Прыгнул я на балкон, накинул плащ на белые плечи, заглянул в личико моей суженой – да как заору. Была-то это, братцы, не дочь профессора, а его сестра. Ведьма, каких свет не видывал. Двух мужей свела в могилу. И не иначе как своей злостью. Бросил я плащ – да через перила, да вон из сада. До самого дома бежал, словно дьявол за мной гнался.
Громкий смех заглушил последние слова рассказчика. Смеялись все: и матросы, и кормчий, держащий румпель. Даже боцман, всегда такой хмурый и важный, снисходительно хохотнул в рыжую бороду.
– Ну, а дальше? – спросил кормчий сквозь смех.
– А дальше… Храню веер на память о дивном свидании, в склянки бью да вам, дуракам, похлёбку варю.
За разговором не заметили, как наступили сумерки. Дневной свет угас. По воде заскользили лёгкие тени, предвестницы ночи. Свободные от вахты моряки ушли спать.
Спали на корабле вповалку, подстилая под себя собственное платье.
Спальными помещениями служили свободные от груза трюмы. Там пахло гнилью, обильно плодились насекомые, пищали и дрались крысы.
Диого остался один.
Внизу, под его ногами, бежали быстрые волны и, ударяясь о нос корабля, разлетались множеством мелких брызг.
Над его головой небо светилось махровыми звёздами. Впереди, словно лоцман, плыло созвездие Южного Креста.

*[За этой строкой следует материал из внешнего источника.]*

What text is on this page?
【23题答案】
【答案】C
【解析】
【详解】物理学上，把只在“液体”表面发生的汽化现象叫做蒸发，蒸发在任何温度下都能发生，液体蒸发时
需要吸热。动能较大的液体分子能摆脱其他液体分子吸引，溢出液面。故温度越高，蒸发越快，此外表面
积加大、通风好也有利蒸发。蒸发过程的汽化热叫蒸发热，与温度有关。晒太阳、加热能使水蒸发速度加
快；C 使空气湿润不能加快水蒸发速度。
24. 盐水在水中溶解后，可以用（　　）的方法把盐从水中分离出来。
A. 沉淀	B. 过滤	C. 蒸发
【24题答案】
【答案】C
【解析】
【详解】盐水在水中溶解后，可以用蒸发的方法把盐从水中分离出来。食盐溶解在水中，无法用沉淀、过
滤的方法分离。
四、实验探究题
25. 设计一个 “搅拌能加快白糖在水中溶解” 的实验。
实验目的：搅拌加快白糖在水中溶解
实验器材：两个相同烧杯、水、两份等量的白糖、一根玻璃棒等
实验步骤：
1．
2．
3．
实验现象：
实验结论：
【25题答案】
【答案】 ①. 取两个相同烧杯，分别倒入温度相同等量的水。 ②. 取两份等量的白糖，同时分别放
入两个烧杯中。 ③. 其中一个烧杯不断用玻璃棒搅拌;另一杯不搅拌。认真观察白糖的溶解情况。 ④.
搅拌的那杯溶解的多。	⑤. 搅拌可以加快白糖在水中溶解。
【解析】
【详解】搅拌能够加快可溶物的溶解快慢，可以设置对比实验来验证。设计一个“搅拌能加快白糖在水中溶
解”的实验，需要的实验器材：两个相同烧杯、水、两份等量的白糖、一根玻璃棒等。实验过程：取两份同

Пришёл вахтенный проверить время. Сделать это здесь, в Южном море, было задачей нелёгкой. Европейские мореплаватели привыкли узнавать время по «стражницам». Вращаясь вокруг Полярной звезды, они, подобно стрелке часов, свершают полный круг за двадцать четыре часа, а за один час описывают дугу в пятнадцать градусов. Но вот уже несколько дней, как небо изменилось и ни Полярной звезды, ни Большой Медведицы, в которую входят «стражницы», не было видно.
Пока вахтенный заносил в журнал свои наблюдения, Диого недвижно стоял на носу «Санта-Инес». Однообразно и мягко плескался океан. Огромная ночь и огромное небо казались чудом.

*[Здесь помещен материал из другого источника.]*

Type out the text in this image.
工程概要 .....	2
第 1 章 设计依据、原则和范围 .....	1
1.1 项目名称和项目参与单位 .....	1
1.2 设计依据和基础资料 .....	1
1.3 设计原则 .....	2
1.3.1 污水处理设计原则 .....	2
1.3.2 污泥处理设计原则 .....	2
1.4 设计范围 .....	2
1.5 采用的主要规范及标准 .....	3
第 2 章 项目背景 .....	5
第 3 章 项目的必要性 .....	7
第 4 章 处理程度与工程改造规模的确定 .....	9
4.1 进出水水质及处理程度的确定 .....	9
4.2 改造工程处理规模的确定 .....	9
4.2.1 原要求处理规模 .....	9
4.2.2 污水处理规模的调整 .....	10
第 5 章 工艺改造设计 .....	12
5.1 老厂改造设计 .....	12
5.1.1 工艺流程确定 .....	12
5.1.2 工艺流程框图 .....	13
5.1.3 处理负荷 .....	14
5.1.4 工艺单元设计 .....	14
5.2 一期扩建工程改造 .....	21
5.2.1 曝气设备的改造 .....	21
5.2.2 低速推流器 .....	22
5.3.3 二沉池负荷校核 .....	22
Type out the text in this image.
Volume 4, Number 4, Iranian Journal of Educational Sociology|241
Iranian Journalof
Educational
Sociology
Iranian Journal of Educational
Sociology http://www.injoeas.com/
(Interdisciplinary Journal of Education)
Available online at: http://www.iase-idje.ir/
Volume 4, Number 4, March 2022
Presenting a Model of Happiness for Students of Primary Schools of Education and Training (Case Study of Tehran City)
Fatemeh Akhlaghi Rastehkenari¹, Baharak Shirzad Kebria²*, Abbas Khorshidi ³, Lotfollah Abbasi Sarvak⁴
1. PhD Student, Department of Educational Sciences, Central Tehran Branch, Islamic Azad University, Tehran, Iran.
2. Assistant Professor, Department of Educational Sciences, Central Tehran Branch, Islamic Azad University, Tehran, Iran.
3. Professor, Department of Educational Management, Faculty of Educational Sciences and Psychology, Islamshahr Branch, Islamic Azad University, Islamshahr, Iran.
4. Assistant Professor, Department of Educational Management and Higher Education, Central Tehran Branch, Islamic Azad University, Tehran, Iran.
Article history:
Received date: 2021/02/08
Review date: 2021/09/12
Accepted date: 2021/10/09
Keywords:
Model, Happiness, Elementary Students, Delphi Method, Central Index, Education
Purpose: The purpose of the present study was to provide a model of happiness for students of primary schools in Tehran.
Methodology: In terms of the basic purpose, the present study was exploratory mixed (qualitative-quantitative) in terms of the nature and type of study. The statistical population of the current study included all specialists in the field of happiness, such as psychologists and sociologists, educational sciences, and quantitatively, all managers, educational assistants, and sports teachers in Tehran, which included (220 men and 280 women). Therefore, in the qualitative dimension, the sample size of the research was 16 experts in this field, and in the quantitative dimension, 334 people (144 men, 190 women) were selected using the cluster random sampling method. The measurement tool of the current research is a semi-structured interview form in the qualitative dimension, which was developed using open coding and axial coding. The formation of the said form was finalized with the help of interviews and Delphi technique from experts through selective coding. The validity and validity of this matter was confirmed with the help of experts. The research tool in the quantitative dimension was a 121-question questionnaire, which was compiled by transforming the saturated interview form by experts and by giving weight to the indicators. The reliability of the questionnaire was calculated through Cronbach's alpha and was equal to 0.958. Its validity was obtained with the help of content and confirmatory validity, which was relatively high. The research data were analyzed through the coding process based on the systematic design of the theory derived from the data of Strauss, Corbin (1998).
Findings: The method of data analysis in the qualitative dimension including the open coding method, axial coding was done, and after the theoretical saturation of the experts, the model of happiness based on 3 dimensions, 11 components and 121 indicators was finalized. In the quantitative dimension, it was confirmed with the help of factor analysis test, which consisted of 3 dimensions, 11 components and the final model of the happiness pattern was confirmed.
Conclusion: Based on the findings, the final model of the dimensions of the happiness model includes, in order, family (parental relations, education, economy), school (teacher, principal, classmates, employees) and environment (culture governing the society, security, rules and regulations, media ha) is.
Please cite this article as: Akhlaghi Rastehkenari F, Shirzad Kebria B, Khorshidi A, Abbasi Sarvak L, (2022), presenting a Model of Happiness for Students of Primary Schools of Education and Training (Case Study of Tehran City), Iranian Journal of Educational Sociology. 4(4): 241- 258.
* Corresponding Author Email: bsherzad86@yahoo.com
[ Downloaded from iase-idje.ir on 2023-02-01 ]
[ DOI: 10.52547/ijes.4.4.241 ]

И, обратив лицо к звёздам, юноша тихо сказал:
– Не было профессорской дочки, не было профессорской сестры. Я покинул Коимбру, для того чтобы увидеть мир. Но через год, и не позже, я вернусь в университет, так как без знаний слепы глаза.
– Что ты, сынок? – не отрываясь от журнала, спросил через некоторое время вахтенный.
Диого не ответил.
Расчистив место среди ящиков и канатов, он лёг тут же на палубе и сразу уснул.
Разбудил его утренний холод. Звёзды погасли, и где-то далеко на горизонте появилась светлая полоса, отделившая небо от моря.
Вскоре в эту полосу врезался, выплыв из толщи воды, край золотого плоского диска. Он увеличивался, рос, делался объёмным и наконец нестерпимо сверкающим шаром поплыл по небу. Призрачная паутина, сотканная из тысячи золотых лучиков, окутала корабль. Диого показалось, что не ветром, а солнечным светом наполнились паруса «Санта-Инес».
Восход солнца обещал хороший день. Ничто – ни небо, ни море, ни люди – не ждали бури. Даже боцман, бывалый моряк, не почувствовал её приближения.